Para Moraes, a utilização da visita para divulgação de uma manifestação política representou um desvio da finalidade autorizada para o contato entre Bolsonaro e os familiares. O ministro também considerou que o episódio contrariou a determinação que restringia o uso das redes sociais pelo ex-presidente.
Diante do episódio, as visitas de Flávio Bolsonaro ao pai foram suspensas por três meses. Na mesma decisão, Moraes determinou que não fossem divulgados manifestos de natureza político-eleitoral atribuídos a Bolsonaro, inclusive quando a divulgação fosse realizada por terceiros e independentemente do meio utilizado.
A decisão também estabeleceu advertências sobre o cumprimento das medidas impostas ao ex-presidente. Segundo a determinação judicial, eventual descumprimento poderia resultar na adoção de providências mais severas, incluindo a possibilidade de alteração do regime de prisão domiciliar.
Bolsonaro cumpre prisão domiciliar em Brasília no contexto da condenação relacionada à tentativa de golpe de Estado. As restrições determinadas pelo STF incluem limitações às visitas e à utilização de redes sociais, além de regras específicas para impedir que o regime domiciliar seja utilizado para atividades político-eleitorais.
O pedido para o Dia dos Pais foi apresentado justamente nesse contexto. A defesa sustentou que a data comemorativa justificaria uma exceção às restrições temporárias, destacando a importância do convívio entre o ex-presidente e seus filhos.
A decisão de Moraes, entretanto, manteve as regras já estabelecidas. Dessa forma, os filhos de Bolsonaro não poderão realizar a visita especial solicitada para o Dia dos Pais, enquanto permanecem válidas as exceções previstas anteriormente para profissionais responsáveis por atendimento médico, fisioterapêutico e defesa jurídica.
O caso ocorre em meio à intensificação da disputa política para as eleições de 2026. Flávio Bolsonaro é candidato à Presidência pelo PL e tem ampliado sua agenda política durante a campanha. A utilização de mensagens atribuídas ao pai em ações eleitorais passou a ser um dos pontos de atenção nas decisões judiciais envolvendo o ex-presidente.
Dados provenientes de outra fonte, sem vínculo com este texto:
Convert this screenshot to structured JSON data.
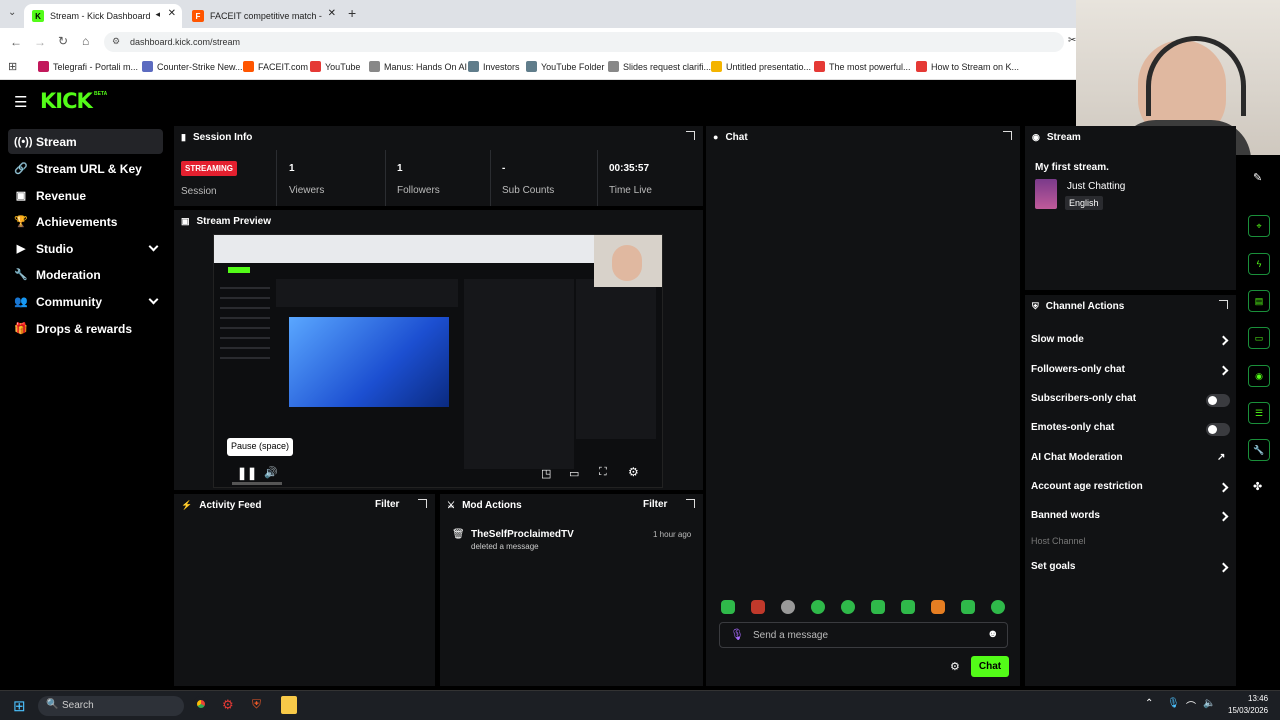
{
  "browser": {
    "tabs": [
      {
        "label": "Stream - Kick Dashboard",
        "active": true
      },
      {
        "label": "FACEIT competitive match - FACE",
        "active": false
      }
    ],
    "new_tab": "+",
    "url": "dashboard.kick.com/stream",
    "bookmarks": [
      "Telegrafi - Portali m...",
      "Counter-Strike New...",
      "FACEIT.com",
      "YouTube",
      "Manus: Hands On AI",
      "Investors",
      "YouTube Folder",
      "Slides request clarifi...",
      "Untitled presentatio...",
      "The most powerful...",
      "How to Stream on K..."
    ]
  },
  "app": {
    "logo": "KICK",
    "logo_badge": "BETA"
  },
  "sidebar": {
    "items": [
      {
        "label": "Stream",
        "icon": "broadcast-icon",
        "glyph": "((•))",
        "selected": true,
        "expandable": false
      },
      {
        "label": "Stream URL & Key",
        "icon": "link-icon",
        "glyph": "🔗",
        "selected": false,
        "expandable": false
      },
      {
        "label": "Revenue",
        "icon": "wallet-icon",
        "glyph": "▣",
        "selected": false,
        "expandable": false
      },
      {
        "label": "Achievements",
        "icon": "trophy-icon",
        "glyph": "🏆",
        "selected": false,
        "expandable": false
      },
      {
        "label": "Studio",
        "icon": "video-icon",
        "glyph": "▶",
        "selected": false,
        "expandable": true
      },
      {
        "label": "Moderation",
        "icon": "wrench-icon",
        "glyph": "🔧",
        "selected": false,
        "expandable": false
      },
      {
        "label": "Community",
        "icon": "people-icon",
        "glyph": "👥",
        "selected": false,
        "expandable": true
      },
      {
        "label": "Drops & rewards",
        "icon": "gift-icon",
        "glyph": "🎁",
        "selected": false,
        "expandable": false
      }
    ]
  },
  "session": {
    "title": "Session Info",
    "status_badge": "STREAMING",
    "status_label": "Session",
    "stats": [
      {
        "value": "1",
        "label": "Viewers"
      },
      {
        "value": "1",
        "label": "Followers"
      },
      {
        "value": "-",
        "label": "Sub Counts"
      },
      {
        "value": "00:35:57",
        "label": "Time Live"
      }
    ]
  },
  "preview": {
    "title": "Stream Preview",
    "tooltip": "Pause (space)"
  },
  "activity": {
    "title": "Activity Feed",
    "filter": "Filter"
  },
  "mod_actions": {
    "title": "Mod Actions",
    "filter": "Filter",
    "items": [
      {
        "user": "TheSelfProclaimedTV",
        "action": "deleted a message",
        "time": "1 hour ago"
      }
    ]
  },
  "chat": {
    "title": "Chat",
    "placeholder": "Send a message",
    "send_label": "Chat"
  },
  "stream_info": {
    "title": "Stream",
    "stream_title": "My first stream.",
    "category": "Just Chatting",
    "language": "English"
  },
  "channel_actions": {
    "title": "Channel Actions",
    "items": [
      {
        "label": "Slow mode",
        "control": "arrow",
        "enabled": true
      },
      {
        "label": "Followers-only chat",
        "control": "arrow",
        "enabled": true
      },
      {
        "label": "Subscribers-only chat",
        "control": "toggle",
        "enabled": true
      },
      {
        "label": "Emotes-only chat",
        "control": "toggle",
        "enabled": true
      },
      {
        "label": "AI Chat Moderation",
        "control": "external",
        "enabled": true
      },
      {
        "label": "Account age restriction",
        "control": "arrow",
        "enabled": true
      },
      {
        "label": "Banned words",
        "control": "arrow",
        "enabled": true
      },
      {
        "label": "Host Channel",
        "control": "none",
        "enabled": false
      },
      {
        "label": "Set goals",
        "control": "arrow",
        "enabled": true
      }
    ]
  },
  "taskbar": {
    "search_placeholder": "Search",
    "time": "13:46",
    "date": "15/03/2026"
  },
  "colors": {
    "accent": "#53fc18",
    "streaming_badge": "#e4202f",
    "panel": "#111214"
  }
}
A restrição às visitas também evidencia a preocupação do STF em impedir que o período de prisão domiciliar seja utilizado para articulações políticas ou manifestações eleitorais. A Corte tem estabelecido regras específicas para diferenciar o contato familiar das atividades relacionadas à campanha.
A defesa de Bolsonaro ainda poderá apresentar novos pedidos ao Supremo, desde que observadas as condições impostas pela decisão judicial. Por enquanto, porém, a determinação de Moraes permanece válida e impede a visita dos filhos no Dia dos Pais.
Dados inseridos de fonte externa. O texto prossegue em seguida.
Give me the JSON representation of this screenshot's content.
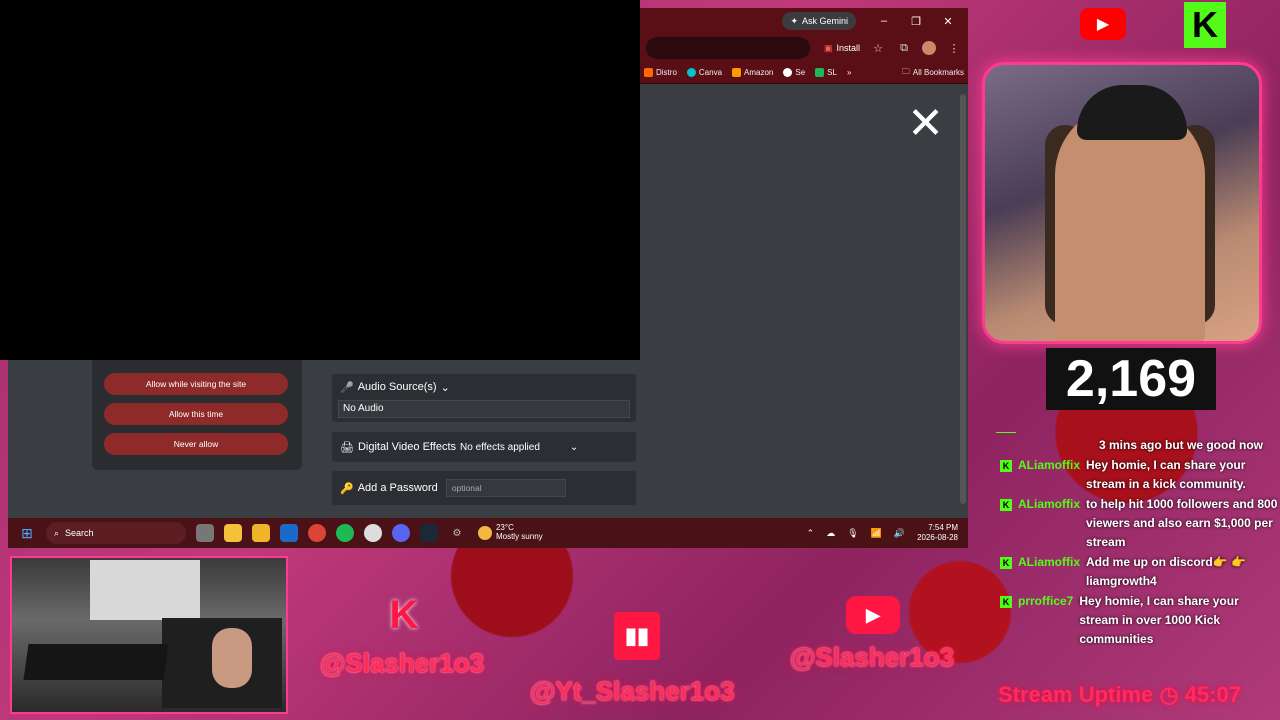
{
  "browser": {
    "gemini_label": "Ask Gemini",
    "install_label": "Install",
    "bookmarks": [
      {
        "label": "Distro",
        "color": "#ff6a00"
      },
      {
        "label": "Canva",
        "color": "#00c4cc"
      },
      {
        "label": "Amazon",
        "color": "#ff9900"
      },
      {
        "label": "Se",
        "color": "#ffffff"
      },
      {
        "label": "SL",
        "color": "#1db954"
      }
    ],
    "all_bookmarks_label": "All Bookmarks"
  },
  "permission": {
    "allow_visiting": "Allow while visiting the site",
    "allow_once": "Allow this time",
    "never_allow": "Never allow"
  },
  "settings": {
    "audio_label": "Audio Source(s)",
    "audio_value": "No Audio",
    "effects_label": "Digital Video Effects",
    "effects_value": "No effects applied",
    "password_label": "Add a Password",
    "password_placeholder": "optional"
  },
  "taskbar": {
    "search_label": "Search",
    "temp": "23°C",
    "weather": "Mostly sunny",
    "time": "7:54 PM",
    "date": "2026-08-28"
  },
  "overlay": {
    "follower_count": "2,169",
    "chat": [
      {
        "user": "",
        "text": "3 mins ago but we good now"
      },
      {
        "user": "ALiamoffix",
        "text": "Hey homie, I can share your stream in a kick community."
      },
      {
        "user": "ALiamoffix",
        "text": "to help hit 1000 followers and 800 viewers and also earn $1,000 per stream"
      },
      {
        "user": "ALiamoffix",
        "text": "Add me up on discord👉 👉 liamgrowth4"
      },
      {
        "user": "prroffice7",
        "text": "Hey homie, I can share your stream in over 1000 Kick communities"
      }
    ],
    "kick_handle": "@Slasher1o3",
    "twitch_handle": "@Yt_Slasher1o3",
    "youtube_handle": "@Slasher1o3",
    "uptime_label": "Stream Uptime",
    "uptime_value": "45:07"
  }
}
A decisão deve repercutir no cenário político nacional, especialmente entre aliados do ex-presidente e integrantes da campanha de Flávio Bolsonaro. O episódio acrescenta mais um capítulo à disputa entre a defesa de Bolsonaro e o STF sobre os limites impostos durante o cumprimento da prisão domiciliar.
Enquanto isso, permanecem autorizadas apenas as visitas enquadradas nas exceções estabelecidas pelo ministro. O contato familiar em datas comemorativas, como o Dia dos Pais, não foi considerado suficiente para afastar temporariamente as restrições atualmente em vigor.